Voici quelques autres fabriqués par l’une ou l’autre multinationale. En fait toujours la ou les mêmes, qui modifient génétiquement les plantes, qui produisent les désherbants et autres pesticides, et qui rendent les plantes stériles de façon à obliger les cultivateurs à racheter des nouvelles semences, elles-mêmes stériles. Je n’ai pas besoin d’énoncer les noms, vous voyez tout de suite de qui je veux parler.

Le New York Times vient de publier deux articles sur les « promesses généreuses et non tenues » des plantes génétiquement modifiées (1).

La promesse était double : En immunisant génétiquement les plantes contre les effets des herbicides et autres petites bestioles, elles deviendraient tellement robustes qu’elles n’auraient plus besoin de pesticides et les récoltes gigantesques qui en résulteraient permettraient enfin de nourrir enfin tous les malheureux de la terre qui n’ont rien à se mettre sous la dent.

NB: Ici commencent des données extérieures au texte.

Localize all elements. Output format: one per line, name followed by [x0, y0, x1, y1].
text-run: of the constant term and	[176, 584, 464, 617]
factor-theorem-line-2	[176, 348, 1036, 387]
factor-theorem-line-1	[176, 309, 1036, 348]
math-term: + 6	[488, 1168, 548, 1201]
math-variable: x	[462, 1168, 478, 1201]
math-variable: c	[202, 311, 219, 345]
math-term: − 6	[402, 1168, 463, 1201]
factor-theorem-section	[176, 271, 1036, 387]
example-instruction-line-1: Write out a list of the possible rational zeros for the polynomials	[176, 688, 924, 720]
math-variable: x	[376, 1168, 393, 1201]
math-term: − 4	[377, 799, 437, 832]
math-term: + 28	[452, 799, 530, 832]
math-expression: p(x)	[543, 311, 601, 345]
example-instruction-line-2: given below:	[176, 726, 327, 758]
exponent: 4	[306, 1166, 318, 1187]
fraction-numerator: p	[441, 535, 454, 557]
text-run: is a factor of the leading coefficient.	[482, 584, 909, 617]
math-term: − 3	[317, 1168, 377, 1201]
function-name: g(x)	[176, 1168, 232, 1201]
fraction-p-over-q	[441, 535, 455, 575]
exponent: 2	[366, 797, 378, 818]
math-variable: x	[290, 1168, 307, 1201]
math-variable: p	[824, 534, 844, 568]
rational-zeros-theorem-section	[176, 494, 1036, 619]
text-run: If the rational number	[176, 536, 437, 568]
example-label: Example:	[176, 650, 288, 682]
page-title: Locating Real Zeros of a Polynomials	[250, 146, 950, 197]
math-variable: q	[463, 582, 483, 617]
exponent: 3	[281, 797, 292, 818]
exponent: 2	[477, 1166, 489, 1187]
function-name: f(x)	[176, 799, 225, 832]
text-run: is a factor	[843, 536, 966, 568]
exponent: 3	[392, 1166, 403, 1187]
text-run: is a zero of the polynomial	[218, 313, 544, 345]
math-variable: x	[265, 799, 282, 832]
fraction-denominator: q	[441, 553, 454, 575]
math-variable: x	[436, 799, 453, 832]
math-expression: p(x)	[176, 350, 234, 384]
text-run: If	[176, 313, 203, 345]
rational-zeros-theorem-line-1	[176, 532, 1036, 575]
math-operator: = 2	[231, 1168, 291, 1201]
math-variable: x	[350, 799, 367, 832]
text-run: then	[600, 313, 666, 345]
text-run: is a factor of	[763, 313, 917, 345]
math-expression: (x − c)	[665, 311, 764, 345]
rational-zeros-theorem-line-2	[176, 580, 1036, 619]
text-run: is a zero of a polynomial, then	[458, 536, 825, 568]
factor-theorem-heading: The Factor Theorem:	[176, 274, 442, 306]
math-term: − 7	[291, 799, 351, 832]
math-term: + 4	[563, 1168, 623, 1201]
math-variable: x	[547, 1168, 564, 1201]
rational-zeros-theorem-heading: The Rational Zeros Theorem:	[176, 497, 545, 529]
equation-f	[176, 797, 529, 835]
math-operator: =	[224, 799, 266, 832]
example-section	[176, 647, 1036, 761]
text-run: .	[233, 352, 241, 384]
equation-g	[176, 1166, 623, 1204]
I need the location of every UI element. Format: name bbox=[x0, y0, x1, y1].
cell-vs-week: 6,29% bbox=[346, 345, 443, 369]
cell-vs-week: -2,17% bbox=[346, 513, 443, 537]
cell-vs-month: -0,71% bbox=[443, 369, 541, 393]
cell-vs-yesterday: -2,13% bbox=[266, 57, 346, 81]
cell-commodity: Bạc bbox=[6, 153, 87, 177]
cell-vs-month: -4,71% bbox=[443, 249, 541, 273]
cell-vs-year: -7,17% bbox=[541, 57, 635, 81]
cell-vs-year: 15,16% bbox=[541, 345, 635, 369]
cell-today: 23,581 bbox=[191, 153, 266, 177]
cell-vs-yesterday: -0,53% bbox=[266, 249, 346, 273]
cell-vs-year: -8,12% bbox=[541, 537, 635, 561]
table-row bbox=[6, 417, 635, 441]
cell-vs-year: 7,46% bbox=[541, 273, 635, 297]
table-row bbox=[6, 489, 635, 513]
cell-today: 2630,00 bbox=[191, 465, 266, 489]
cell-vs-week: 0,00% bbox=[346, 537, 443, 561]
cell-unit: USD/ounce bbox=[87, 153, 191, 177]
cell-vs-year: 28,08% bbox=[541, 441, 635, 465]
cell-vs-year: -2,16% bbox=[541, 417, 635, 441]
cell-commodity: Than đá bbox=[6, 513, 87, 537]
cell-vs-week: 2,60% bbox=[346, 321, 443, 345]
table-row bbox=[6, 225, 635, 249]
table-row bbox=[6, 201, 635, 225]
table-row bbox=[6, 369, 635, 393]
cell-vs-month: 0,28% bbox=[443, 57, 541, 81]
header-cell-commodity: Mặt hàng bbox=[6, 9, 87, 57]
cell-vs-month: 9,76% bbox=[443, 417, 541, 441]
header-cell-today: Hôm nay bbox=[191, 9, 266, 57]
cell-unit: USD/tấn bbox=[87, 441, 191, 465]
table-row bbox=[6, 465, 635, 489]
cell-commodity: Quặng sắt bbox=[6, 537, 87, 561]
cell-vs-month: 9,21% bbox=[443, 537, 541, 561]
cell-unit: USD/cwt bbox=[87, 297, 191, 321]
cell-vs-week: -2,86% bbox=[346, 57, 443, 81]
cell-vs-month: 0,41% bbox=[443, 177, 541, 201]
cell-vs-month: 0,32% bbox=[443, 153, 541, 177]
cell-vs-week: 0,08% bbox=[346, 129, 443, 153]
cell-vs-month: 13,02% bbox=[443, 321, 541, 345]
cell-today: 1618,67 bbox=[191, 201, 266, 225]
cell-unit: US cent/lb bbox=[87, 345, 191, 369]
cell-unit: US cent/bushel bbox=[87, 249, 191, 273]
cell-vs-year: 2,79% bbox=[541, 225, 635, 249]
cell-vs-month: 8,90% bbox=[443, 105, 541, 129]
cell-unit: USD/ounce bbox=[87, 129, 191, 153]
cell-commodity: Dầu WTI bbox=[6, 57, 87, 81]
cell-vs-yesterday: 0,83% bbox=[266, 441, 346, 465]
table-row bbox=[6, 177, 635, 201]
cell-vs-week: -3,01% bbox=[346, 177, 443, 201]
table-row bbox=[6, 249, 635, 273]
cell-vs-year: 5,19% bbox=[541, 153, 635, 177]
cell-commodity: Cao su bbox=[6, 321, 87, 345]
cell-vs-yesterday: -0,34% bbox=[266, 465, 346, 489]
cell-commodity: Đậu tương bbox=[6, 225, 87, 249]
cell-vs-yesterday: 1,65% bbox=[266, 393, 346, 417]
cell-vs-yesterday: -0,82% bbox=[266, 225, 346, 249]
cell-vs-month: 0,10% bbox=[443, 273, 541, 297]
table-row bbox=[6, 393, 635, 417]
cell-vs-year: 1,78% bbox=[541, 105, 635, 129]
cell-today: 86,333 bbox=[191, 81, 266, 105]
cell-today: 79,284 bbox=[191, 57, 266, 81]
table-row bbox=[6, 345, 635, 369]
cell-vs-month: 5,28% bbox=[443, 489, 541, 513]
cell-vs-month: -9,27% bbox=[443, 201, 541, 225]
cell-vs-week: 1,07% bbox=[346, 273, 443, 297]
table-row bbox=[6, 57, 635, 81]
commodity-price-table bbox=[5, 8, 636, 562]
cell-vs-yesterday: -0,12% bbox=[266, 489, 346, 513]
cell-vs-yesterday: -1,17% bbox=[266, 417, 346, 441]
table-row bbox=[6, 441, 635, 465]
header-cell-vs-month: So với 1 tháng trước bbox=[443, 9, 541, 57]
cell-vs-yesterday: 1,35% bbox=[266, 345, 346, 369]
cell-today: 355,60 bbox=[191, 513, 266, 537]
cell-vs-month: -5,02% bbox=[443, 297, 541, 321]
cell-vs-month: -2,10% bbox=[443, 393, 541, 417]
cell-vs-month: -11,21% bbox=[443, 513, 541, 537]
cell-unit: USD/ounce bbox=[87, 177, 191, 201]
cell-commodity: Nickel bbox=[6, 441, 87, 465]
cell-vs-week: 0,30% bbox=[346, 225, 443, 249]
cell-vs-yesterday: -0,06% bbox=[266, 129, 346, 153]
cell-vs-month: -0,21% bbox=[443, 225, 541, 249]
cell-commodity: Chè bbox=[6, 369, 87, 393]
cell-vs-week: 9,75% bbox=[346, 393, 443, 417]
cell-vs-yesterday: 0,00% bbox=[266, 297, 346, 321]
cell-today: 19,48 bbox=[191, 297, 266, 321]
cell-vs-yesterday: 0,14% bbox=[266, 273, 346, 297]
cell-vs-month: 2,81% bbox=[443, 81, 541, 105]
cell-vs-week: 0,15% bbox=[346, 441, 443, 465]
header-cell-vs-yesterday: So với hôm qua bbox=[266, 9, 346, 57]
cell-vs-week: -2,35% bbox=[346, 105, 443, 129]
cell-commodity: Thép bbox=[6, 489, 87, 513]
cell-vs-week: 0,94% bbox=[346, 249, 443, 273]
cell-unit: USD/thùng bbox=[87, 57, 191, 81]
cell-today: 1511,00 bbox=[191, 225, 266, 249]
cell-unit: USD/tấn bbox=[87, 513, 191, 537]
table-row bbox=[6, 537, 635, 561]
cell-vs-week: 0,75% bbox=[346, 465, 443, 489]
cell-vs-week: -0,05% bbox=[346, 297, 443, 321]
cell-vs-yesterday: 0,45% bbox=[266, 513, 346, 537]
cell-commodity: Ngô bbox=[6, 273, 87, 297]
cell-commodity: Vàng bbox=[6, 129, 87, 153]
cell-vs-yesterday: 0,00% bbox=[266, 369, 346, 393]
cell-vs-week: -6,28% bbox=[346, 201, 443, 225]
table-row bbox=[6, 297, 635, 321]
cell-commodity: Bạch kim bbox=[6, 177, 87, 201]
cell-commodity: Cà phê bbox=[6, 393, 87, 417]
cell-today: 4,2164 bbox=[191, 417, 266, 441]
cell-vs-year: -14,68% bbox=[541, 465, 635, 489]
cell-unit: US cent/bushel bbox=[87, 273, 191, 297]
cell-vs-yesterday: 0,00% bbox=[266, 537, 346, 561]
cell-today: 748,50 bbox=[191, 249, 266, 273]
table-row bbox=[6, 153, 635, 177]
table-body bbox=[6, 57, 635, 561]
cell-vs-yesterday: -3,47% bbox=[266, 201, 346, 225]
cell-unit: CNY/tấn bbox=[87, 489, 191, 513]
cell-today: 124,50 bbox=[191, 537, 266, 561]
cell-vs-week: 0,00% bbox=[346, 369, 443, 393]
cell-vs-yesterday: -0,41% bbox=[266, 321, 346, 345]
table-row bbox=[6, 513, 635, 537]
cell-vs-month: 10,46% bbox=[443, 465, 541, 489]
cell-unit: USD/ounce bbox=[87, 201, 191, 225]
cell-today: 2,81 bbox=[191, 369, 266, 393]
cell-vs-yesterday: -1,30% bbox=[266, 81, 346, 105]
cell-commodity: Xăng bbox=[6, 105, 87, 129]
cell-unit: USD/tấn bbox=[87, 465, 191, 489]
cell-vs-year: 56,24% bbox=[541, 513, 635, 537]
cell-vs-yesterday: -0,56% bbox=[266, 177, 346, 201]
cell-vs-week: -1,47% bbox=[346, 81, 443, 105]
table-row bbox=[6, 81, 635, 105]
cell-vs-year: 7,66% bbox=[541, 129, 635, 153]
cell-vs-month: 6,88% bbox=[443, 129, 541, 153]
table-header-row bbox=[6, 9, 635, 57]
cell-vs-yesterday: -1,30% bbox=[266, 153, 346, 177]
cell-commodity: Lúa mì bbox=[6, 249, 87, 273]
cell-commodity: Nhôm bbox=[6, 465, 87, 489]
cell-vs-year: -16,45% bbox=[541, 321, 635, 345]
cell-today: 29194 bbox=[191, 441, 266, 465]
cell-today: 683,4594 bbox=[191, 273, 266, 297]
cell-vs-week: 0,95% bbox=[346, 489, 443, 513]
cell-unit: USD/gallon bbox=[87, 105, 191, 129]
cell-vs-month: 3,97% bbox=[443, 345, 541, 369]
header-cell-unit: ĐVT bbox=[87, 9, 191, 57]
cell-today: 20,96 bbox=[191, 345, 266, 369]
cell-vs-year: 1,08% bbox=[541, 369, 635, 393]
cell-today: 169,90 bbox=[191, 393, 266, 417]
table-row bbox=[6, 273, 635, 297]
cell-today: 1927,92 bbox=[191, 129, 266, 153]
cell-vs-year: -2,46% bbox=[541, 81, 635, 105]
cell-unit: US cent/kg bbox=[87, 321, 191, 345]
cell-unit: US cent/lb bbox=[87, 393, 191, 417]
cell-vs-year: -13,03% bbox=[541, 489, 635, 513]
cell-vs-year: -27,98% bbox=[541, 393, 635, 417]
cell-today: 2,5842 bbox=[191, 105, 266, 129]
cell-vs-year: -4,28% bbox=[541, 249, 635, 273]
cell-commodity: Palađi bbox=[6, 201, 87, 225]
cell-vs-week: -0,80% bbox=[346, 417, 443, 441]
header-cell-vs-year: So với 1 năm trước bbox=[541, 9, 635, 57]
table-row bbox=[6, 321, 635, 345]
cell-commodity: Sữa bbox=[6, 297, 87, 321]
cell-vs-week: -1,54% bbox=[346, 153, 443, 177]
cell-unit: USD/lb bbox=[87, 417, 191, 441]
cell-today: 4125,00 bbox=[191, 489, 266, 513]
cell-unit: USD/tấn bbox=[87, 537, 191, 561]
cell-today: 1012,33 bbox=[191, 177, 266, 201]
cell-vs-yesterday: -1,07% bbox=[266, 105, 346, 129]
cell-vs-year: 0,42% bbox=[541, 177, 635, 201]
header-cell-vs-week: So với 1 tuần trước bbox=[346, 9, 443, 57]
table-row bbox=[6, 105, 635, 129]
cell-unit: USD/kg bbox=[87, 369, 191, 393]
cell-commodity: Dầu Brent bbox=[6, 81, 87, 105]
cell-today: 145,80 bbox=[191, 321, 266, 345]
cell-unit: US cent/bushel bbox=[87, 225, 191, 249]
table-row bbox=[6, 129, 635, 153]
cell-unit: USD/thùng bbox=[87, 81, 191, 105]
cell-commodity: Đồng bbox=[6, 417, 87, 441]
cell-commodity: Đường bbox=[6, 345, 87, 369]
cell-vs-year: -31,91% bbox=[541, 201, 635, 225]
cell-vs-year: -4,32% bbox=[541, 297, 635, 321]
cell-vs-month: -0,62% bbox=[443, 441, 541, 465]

En fait, ce qui s’est passé, c’est que ces firmes si généreuses se sont plutôt assurées un triple dividende : (a) tirer des revenus et de la vente des produits génétiquement modifiés, (b) produire les semences stériles de façon à rendre obligatoire le rachat de nouvelles semences chaque année et (c) vendre des herbicides qui continuent d’être « nécessaires » pour liquider les mauvaises herbes que cela n’empêche guère de pousser autour des OGM. Il fallait qu’elles soient de fieffées salopes pour rendre les plantes génétiquement modifiées stériles et résistantes aux herbicides, puisqu’on pouvait maintenant déverser sur elles des quantités plus importantes d’herbicides sans leur faire de tort. A malin, malin et demi.